CMO.com: How important are studying analytics to your position—is this a big part of the job?
Payne: Analyzing the performance of the business and—critically—the poker economy that underpins it is essential. Poker is essentially a zero sum game, where what one player loses, another one wins. So understanding how different promotions stimulate both game play and deposits is key since money will circulate between different players and different velocities; some funds are simply replayed again and again, while others are withdrawn by the more skilled players, and a very small amount of each transaction is paid to PokerStars from facilitating the games. All of this introduces enormous complexity, and so careful analysis is key to understanding if marketing is having the optimal impact.
CMO.com: Can you give me an example of how analytics plays a role in helping you shape decisions?

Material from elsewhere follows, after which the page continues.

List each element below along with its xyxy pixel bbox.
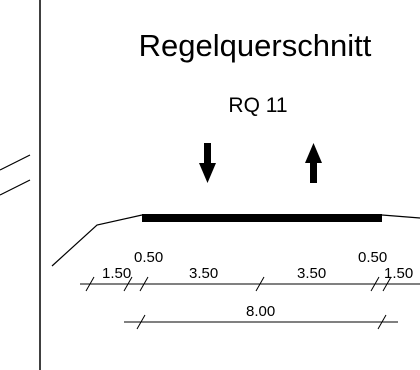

Payne: As mentioned before, our live events are an important part of our strategy to bring our brand to life. In addition to allowing people to directly buy-in to these events, we also encourage less wealthy players to try and qualify for a seat at a main event through online satellites, as these have a lower entry price. So, for example, a player may enter a $50 tournament online against other players and win a ticket to a $5,000 seat live event. However, these online qualifiers are perceived by regular live event players who buy into the events directly to be less skilled, and so events with a high number of qualifiers attract more direct buy-ins. Sometimes we supplement the online qualifier games with marketing funds to encourage more players to participate—for example, by guaranteeing a minimum number of seats that can be won for a particular tournament, even if not enough qualifiers participate to cover the seat cost. In this example, analysis is essential to understand a number of factors that will determine overall success: how many players can be encouraged to qualify; how much will that cannibalize other online poker games; how much should we supplement the online qualifier prizes in order to increase the total qualifiers at an event, in order to attract more direct buy-ins? Thankfully, as an online business, all this information is available for analysis and modeling, and has, in turn, helped us break some new records recently in event participation.